Para sua elaboração foi realizado um levantamento de dados secundários

sobre as diferentes classificações das classes econômicas no Brasil, bem como das

alterações ocorridas nas mesmas nos últimos anos, além de leituras referentes à

temática. De posse dos dados, os procedimentos metodológicos adotados foram a

análise e a interpretação dos dados obtidos.

Enquanto que para alguns estudiosos o aumento na parte intermediária da

pirâmide demonstra um aumento da Classe Média da sociedade brasileira, também

denominada por “Nova Classe Média”, para outros não seria possível considerar que

está ocorrendo um crescimento efetivo desta Classe Média, mas de uma “Nova

Classe Trabalhadora”, que tem conseguido escapar da base da pirâmide e

ascendida à parte intermediária.

Mas o que tem possibilitado que milhões de pessoas possam ascender na

pirâmide social brasileira a tal ponto de atingir novas classes econômicas e, até

mesmo, aumentar a parte intermediária da pirâmide a tal ponto que fossem

levantadas tantas discussões sobre este processo?

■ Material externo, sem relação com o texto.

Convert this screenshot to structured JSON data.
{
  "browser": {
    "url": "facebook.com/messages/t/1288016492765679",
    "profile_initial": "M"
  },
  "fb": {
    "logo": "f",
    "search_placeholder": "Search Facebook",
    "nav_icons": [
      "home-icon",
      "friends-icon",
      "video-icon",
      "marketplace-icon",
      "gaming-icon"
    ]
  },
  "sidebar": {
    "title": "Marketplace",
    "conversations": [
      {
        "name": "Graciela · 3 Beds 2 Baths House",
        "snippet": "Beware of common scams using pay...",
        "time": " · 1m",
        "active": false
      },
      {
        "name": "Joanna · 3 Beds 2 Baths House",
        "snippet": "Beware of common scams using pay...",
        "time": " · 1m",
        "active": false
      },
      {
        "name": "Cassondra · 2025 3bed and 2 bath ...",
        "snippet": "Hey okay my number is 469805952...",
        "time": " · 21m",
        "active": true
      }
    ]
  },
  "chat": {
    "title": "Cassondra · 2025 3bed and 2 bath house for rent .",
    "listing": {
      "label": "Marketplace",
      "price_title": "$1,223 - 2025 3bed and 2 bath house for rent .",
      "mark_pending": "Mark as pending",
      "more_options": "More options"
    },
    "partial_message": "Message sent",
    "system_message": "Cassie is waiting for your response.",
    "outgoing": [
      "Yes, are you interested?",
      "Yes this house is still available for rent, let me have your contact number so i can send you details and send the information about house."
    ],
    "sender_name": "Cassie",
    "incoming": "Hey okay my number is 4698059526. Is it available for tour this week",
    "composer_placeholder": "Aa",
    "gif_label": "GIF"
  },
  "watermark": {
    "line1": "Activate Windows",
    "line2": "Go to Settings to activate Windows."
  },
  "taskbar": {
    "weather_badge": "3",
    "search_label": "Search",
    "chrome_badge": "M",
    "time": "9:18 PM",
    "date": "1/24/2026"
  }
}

As recentes alterações nas classes econômicas que demonstram a ascensão

de milhões de brasileiros por meio da diminuição na base da pirâmide social é

resultado não apenas de um, mas de vários fatores que, em conjunto, levaram a

essas alterações e serão comentadas a seguir.

2. Fatores determinantes nas alterações das classes econômicas no Brasil

Dentre os fatores que levaram às alterações nas classes econômicas no

Brasil, o primeiro diz respeito à estabilidade econômica, ou seja, a drástica redução

da inflação e do chamado imposto inflacionário4, que penalizavam a população,

4 Deve-se ressaltar que, atualmente, o quadro econômico brasileiro apresenta um aumento

inflacionário, o que vem exigindo medidas contracionistas tanto no âmbito fiscal, quanto monetário. Este aumento da inflação pode conduzir à volta do imposto inflacionário. Sobre imposto inflacionário ver mais a respeito em Cysne (1994).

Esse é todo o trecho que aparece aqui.